A quick result is at least decisive. If it’s obvious for him, then we know what we are as a nation, and it will be time to reckon with spending the rest of our lives fighting a rearguard action against the United States of White Alabama. Which, at least you know. Or she wins decisively enough to call it by Wednesday morning, at which point it’s just about snuffing the dirty tricks as quickly as possible and not letting the enemy do what they tried last time.
If it wears on, that’s bad. Either we slowly bleed to death, or we win but the enemy has a foundation for another four years of saying they were cheated, of saying things were rigged, as if a complicit media didn’t sanewash a decompensating bigot for years and fly interference for the same things they hyped up to force Biden out of the block. And the longer it wears on, the more likely a rigged system tips against us – the House refuses to elect a speaker to create chaos, or the Supreme Court interferes to pick their preferred candidate for the second time in a quarter century. Either way, every day this wears on is bad news.
It should never have come to this. The time to stomp it out was in 2000, when the SCOTUS gave victory to the side that didn’t have the most votes, and we just let that go.

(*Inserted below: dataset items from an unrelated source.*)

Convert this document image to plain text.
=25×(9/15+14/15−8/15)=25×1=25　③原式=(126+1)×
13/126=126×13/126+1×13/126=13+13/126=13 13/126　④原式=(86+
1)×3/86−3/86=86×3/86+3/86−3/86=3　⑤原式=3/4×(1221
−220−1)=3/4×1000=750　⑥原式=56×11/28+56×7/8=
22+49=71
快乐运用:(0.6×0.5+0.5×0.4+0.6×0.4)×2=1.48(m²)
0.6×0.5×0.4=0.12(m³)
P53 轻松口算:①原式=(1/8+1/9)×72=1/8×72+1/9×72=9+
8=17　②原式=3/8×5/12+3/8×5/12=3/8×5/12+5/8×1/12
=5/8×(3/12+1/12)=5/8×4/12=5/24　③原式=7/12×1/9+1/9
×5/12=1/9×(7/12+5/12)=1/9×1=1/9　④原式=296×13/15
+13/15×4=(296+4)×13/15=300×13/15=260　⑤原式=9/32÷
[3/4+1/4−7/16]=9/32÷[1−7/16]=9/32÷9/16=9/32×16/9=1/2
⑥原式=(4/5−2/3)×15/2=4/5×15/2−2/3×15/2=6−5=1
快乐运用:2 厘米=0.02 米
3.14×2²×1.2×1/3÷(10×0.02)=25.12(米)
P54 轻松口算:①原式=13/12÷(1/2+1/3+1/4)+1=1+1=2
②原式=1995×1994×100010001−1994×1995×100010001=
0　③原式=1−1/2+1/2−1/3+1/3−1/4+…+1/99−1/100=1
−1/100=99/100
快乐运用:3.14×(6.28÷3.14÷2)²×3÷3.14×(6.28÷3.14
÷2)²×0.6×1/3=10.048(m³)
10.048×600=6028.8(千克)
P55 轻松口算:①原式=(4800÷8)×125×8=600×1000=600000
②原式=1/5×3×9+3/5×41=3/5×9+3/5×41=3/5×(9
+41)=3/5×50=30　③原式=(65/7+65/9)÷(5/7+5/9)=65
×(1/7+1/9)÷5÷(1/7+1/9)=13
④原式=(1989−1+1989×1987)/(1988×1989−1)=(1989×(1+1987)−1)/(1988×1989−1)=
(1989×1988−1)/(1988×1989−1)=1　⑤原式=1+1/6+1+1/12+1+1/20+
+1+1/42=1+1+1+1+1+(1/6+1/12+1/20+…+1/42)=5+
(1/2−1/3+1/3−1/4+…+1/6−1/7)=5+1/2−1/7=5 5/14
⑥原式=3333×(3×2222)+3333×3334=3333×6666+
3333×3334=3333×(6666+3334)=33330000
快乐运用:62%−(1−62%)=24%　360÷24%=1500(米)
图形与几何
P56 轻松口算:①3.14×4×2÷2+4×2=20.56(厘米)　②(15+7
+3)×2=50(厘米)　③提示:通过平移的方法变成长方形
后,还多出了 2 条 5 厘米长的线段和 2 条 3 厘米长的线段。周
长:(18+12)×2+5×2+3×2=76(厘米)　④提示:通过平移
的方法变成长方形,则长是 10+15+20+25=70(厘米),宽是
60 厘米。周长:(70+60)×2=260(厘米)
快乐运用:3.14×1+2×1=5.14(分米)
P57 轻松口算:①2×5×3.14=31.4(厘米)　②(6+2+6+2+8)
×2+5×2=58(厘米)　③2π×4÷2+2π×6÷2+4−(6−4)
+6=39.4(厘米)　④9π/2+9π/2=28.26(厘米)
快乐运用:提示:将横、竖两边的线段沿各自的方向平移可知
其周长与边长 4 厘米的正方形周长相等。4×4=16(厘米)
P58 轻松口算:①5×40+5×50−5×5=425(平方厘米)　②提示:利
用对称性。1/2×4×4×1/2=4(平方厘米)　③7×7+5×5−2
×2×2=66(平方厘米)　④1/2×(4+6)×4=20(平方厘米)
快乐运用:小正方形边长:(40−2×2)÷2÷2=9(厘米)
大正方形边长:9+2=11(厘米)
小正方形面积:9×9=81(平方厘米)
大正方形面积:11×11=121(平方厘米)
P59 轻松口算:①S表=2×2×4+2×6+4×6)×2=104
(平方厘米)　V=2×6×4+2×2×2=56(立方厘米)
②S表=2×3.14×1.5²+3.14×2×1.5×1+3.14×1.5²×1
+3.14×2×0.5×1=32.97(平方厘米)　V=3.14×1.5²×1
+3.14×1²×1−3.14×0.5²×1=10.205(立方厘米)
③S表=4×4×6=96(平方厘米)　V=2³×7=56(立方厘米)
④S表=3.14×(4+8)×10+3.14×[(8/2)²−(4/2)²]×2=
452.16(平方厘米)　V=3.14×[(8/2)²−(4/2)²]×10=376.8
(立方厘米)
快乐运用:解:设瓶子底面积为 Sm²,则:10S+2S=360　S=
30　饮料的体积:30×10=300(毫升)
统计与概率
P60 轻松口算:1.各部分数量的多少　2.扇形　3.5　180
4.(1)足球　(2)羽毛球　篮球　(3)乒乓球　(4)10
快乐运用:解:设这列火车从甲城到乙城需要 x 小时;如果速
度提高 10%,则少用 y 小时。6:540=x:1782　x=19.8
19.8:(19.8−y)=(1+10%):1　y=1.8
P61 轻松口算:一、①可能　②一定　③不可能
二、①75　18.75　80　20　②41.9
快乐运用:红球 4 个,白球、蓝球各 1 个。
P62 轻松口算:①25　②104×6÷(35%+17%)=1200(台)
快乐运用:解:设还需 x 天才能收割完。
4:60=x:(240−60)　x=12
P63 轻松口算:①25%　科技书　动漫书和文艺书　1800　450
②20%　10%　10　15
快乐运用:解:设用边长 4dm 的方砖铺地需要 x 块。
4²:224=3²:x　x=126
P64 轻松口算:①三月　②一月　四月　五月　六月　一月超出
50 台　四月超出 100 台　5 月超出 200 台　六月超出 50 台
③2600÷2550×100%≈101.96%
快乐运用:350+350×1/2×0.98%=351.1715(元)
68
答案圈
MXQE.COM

The time to stomp it out was 2009, when Republicans laundered themselves into the Tea Party and mainstreamed bigotry as “economic anxiety.” The time to stomp it out was 2016, when Mitch McConnell tore up every last unwritten rule to steal a Supreme Court seat while the Republican Party rolled over for a reality-TV carnival freak. The time to stomp it out was 2021, when there was broken furniture in the Capitol and blood on the steps and Republicans were still willing to admit violent interference with the political process was wrong.
But now? Now we go with what we have. I have never been that positive about the impact of the gender gap, if only because I grew up in a place and culture where the Ladies Against Women could be counted on to be a bulwark against feminism and their own primacy. But if you believe Ann Selzer in Iowa, and extrapolate from there, a whole lot of women – especially those who were alive to see abortion legalized and no-fault divorce granted them and the power to obtain credit in their own names – have seen that the Trumpists can and will take away rights they thought were secure forever. And they have put away everything from their Tabs and Virginia Slims to their TikTok and Stanley mugs to stand in line for hours, to call and text and ballot-cure and doorstep and do what is necessary to defend the radical proposition that women are people.
And on paper, that might be enough. Women vote in higher numbers, and women prefer Harris more than men prefer Trump, and that might be enough to get the job done. Because the more decisive the rejection of Donald John Trump and all his pomps and works and empty promises, the harder we kick this senile bag of racist goo into the swamps from which he crawled, the sooner we can move forward. We can never go back to the way things were. We never should. We go forward. Always.
And that’s the thing: she hasn’t really put a foot wrong. For someone who rode in during July who was only half-expecting this could happen, her campaign has run a tight ship, messaged well, conveyed the signal that you can have life without the main character drama of an egomaniac, that you can have a woman of color in the White House without drama. (Which is not true, through no fault of her own. All the misogyny against Hillary harnessed to all the racism against Obama will combined to form Redneck Voltron for the next four years if she wins. This is not her fault and anyone who employs it should be called on it, not least the New York Times and CNN and the Washington Post and everyone else who trips over themselves to make Phony Stark and JD Vance seem like they represent a mainstream valid opinion.) She has been capable, competent, empathetic and just plain normal and nice, and if thats not good enough for America, that’s a reflection on America, not her.
I wish I could trust my gut. I wish I could trust the American public. But only a truly mentally defective individual would do either in 2024.
We’re about to find out if God really watches over old drunks, little children and the United States of America.